One of the conflicts in the story involves her closest friend who has conceived twice within her marriage but has miscarried both times. Although I didn’t set out to have this particular dynamic play out, a situation in my life offered itself to serve the story. My dearest friend had been desperately and unsuccessfully trying to conceive and I, without trying or wanting to, conceived. In our case it didn’t cause a rift, but it inspired me to use a similar tension around two women’s disparate lenses on motherhood. One, who has lost babies judges the other who willingly “discarded” one.
In What the Living Do, the weight of guilt for the death of her three-year-old sister isn’t the only reason Brett would rather not have children. She believes that she cannot “bear” children--it’s a dangerous world and there are predators out there, so not only does she feel unworthy to be a mother, perhaps it’s better not to bring a child into a dangerous world where they may be exploited.
To answer the question simply, I didn’t think about “rights” per se as I headed into the narrative, and that may have to do with the medical system with which I’m familiar; one where a safe abortion is available to those who need such an intervention. Luckily, the protagonist’s dilemma didn’t involve having to choose between an unsafe abortion and single motherhood.
Later in the story, Brett encounters a male doctor with a shockingly cavalier attitude toward abortion, a scenario based on personal experience. So, as I said, many of the elements present themselves organically as I write, many of them inspired by my own experienced events and encounters. I think what I want to say here is that I didn’t set out to “make a point” but rather to tell a story about a headstrong woman mired in guilt and grief finding her way back to wholeness and health.
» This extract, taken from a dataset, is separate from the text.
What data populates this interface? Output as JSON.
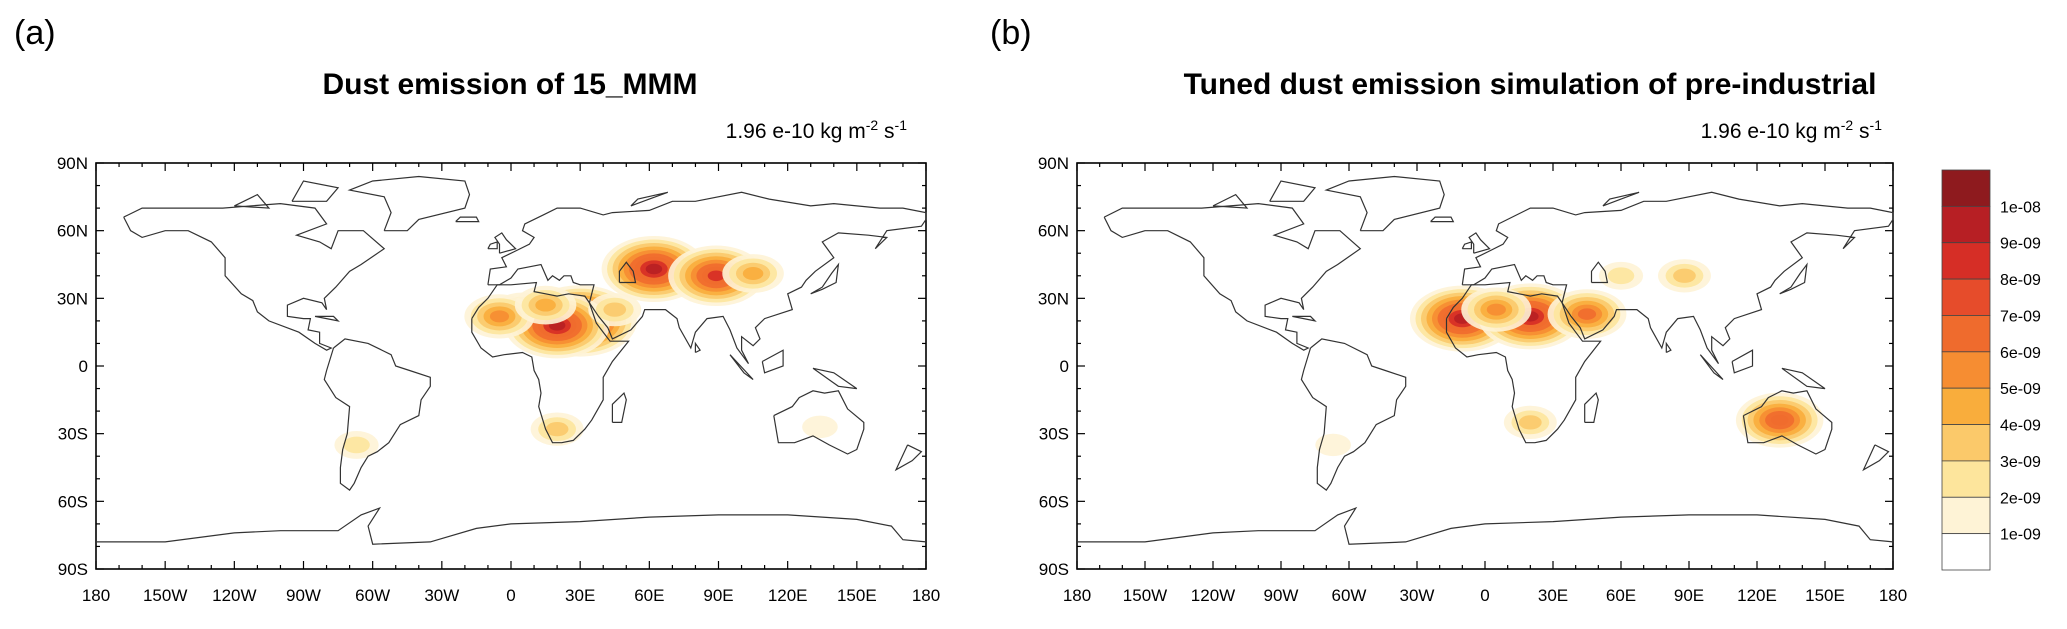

Winner of The Writers’ Union of Canada’s prose contest, Susan Wadds’ work has appeared, among others, in The Blood Pudding, Room, Quagmire, Waterwheel Review, Funicular, Last Stanza, and carte blanche magazines. The first two chapters of her debut novel, published by Regal House Publishing, “What the Living Do” won Lazuli Literary Group’s prose contest, published in Azure Magazine.
A graduate of the Humber School for Writers, Susan is a certified Amherst Writers and Artists (AWA) writing workshop facilitator.
She lives in Kawartha Lakes in the former Dalton township by a quiet river on Williams Treaty Territory in South-Central Ontario with an odd assortment of humans and cats.